A roundup of the best economic posts on the Web
Minimum wages, employment and poverty
Stephen Gordon at Worthwhile Canadian Initiative uses some new figures to bolster his case that, "as anti-poverty measures go, increasing the minimum wage is pointless at best."
"...The employment effects of the minimum wage might be safely ignored if the gains from doing so - in terms of reduced poverty and inequality - were 'large enough.' But available evidence makes it clear that these gains are far too small to justify ignoring employment effects. Moreover, the data suggest that marginalised workers are most likely to pay the price of those job losses."
The ire of retirement
Paul Krugman wonders who the U.S. deficit commission was thinking about when it suggested raising the retirement age.

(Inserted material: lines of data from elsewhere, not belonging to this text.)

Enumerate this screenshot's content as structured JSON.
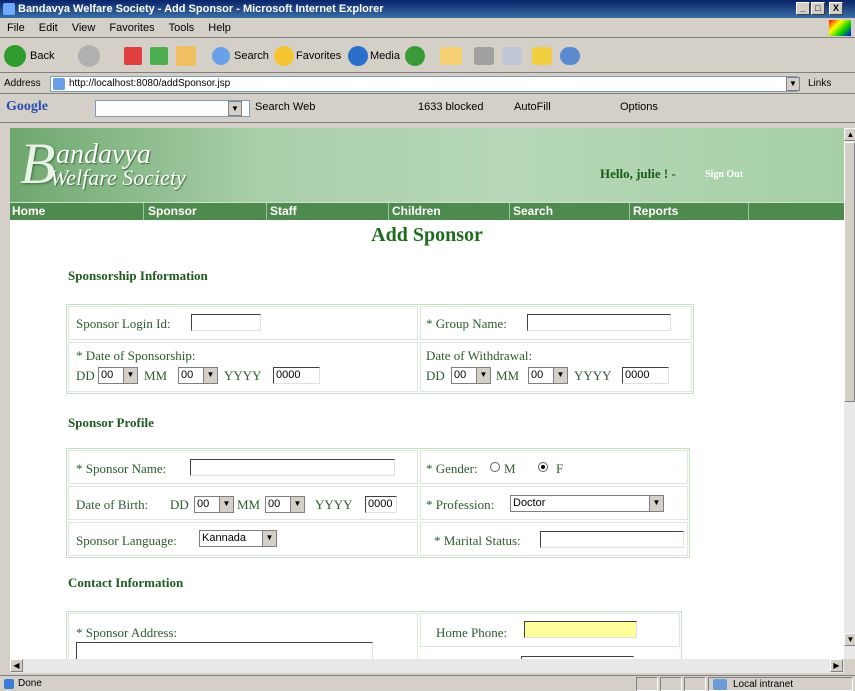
{
  "window": {
    "title": "Bandavya Welfare Society - Add Sponsor - Microsoft Internet Explorer",
    "controls": [
      "_",
      "□",
      "X"
    ]
  },
  "menu": [
    "File",
    "Edit",
    "View",
    "Favorites",
    "Tools",
    "Help"
  ],
  "toolbar": {
    "back": "Back",
    "search": "Search",
    "favorites": "Favorites",
    "media": "Media"
  },
  "address": {
    "label": "Address",
    "url": "http://localhost:8080/addSponsor.jsp",
    "links": "Links"
  },
  "googlebar": {
    "brand": "Google",
    "search_web": "Search Web",
    "blocked": "1633 blocked",
    "autofill": "AutoFill",
    "options": "Options"
  },
  "site": {
    "logo_big": "B",
    "logo_line1": "andavya",
    "logo_line2": "Welfare Society",
    "hello": "Hello,  julie ! -",
    "signout": "Sign Out"
  },
  "nav": [
    "Home",
    "Sponsor",
    "Staff",
    "Children",
    "Search",
    "Reports"
  ],
  "form": {
    "heading": "Add Sponsor",
    "sections": {
      "sponsorship": "Sponsorship Information",
      "profile": "Sponsor Profile",
      "contact": "Contact Information"
    },
    "login_id_label": "Sponsor Login Id:",
    "login_id_value": "",
    "group_name_label": "* Group Name:",
    "group_name_value": "",
    "dos_label": "* Date of Sponsorship:",
    "dow_label": "Date of Withdrawal:",
    "dd": "DD",
    "mm": "MM",
    "yyyy": "YYYY",
    "day_value": "00",
    "month_value": "00",
    "year_value": "0000",
    "name_label": "* Sponsor Name:",
    "name_value": "",
    "gender_label": "* Gender:",
    "gender_m": "M",
    "gender_f": "F",
    "gender_selected": "F",
    "dob_label": "Date of Birth:",
    "profession_label": "* Profession:",
    "profession_value": "Doctor",
    "language_label": "Sponsor Language:",
    "language_value": "Kannada",
    "marital_label": "* Marital Status:",
    "marital_value": "",
    "address_label": "* Sponsor Address:",
    "address_value": "",
    "home_phone_label": "Home Phone:",
    "home_phone_value": ""
  },
  "status": {
    "text": "Done",
    "zone": "Local intranet"
  },
  "colors": {
    "nav_bg": "#4e8a4e",
    "heading": "#1f6b1f",
    "highlight_input": "#ffff99"
  }
}
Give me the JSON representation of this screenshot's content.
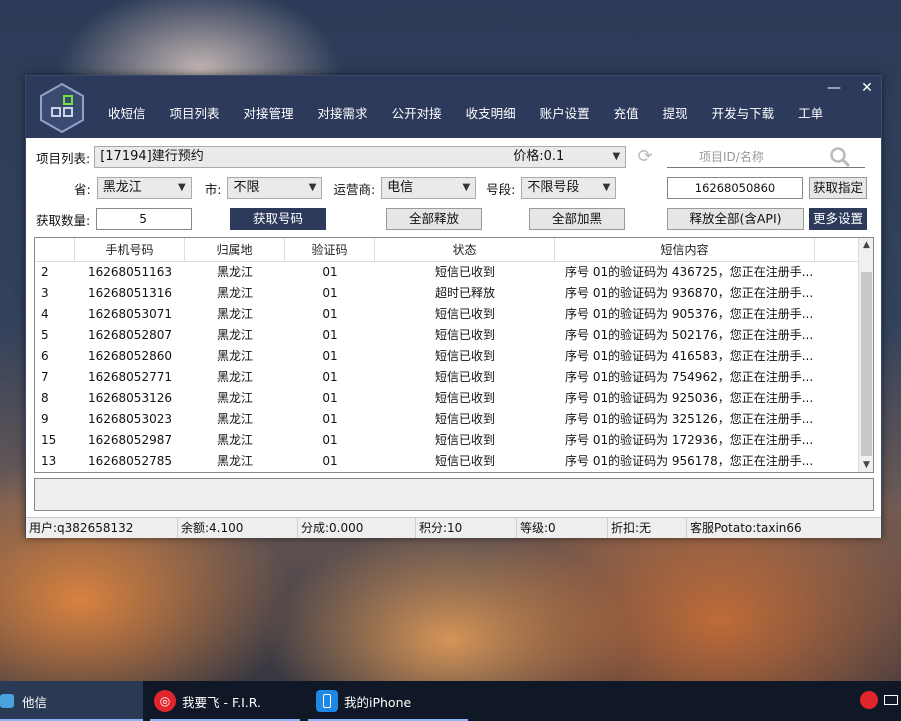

"Oh, and they're talking about raising the retirement age, because people live longer - except that the people who really depend on Social Security, those in the bottom half of the distribution, aren't living much longer. So you're going to tell janitors to work until they're 70 because lawyers are living longer than ever. Still, I guess this is what it takes to get compromise, if by compromise you mean something the center-right and the hard right can agree on."
CAW fires back at trade minister
CAW economist Jim Stanford takes issue with Trade Minister Peter Van Loan's figures on the auto industry in Canada (and Mr. Van Loan's dismissal of his recent report on the possible job losses resulting from a free-trade deal with the EU).
San Fran Fed says no structural unemployment in U.S.
Real Time Economics has published a study by the Federal Reserve Bank of San Francisco that throws more cold water on claims by some analysts (and at least one regional Fed president) that U.S. unemployment is the result of a mismatch between skills being offered and those that are needed.
"If they are right, that means against concerns to the contrary, monetary policy remains an effective tool to help the economy generate better levels of job growth."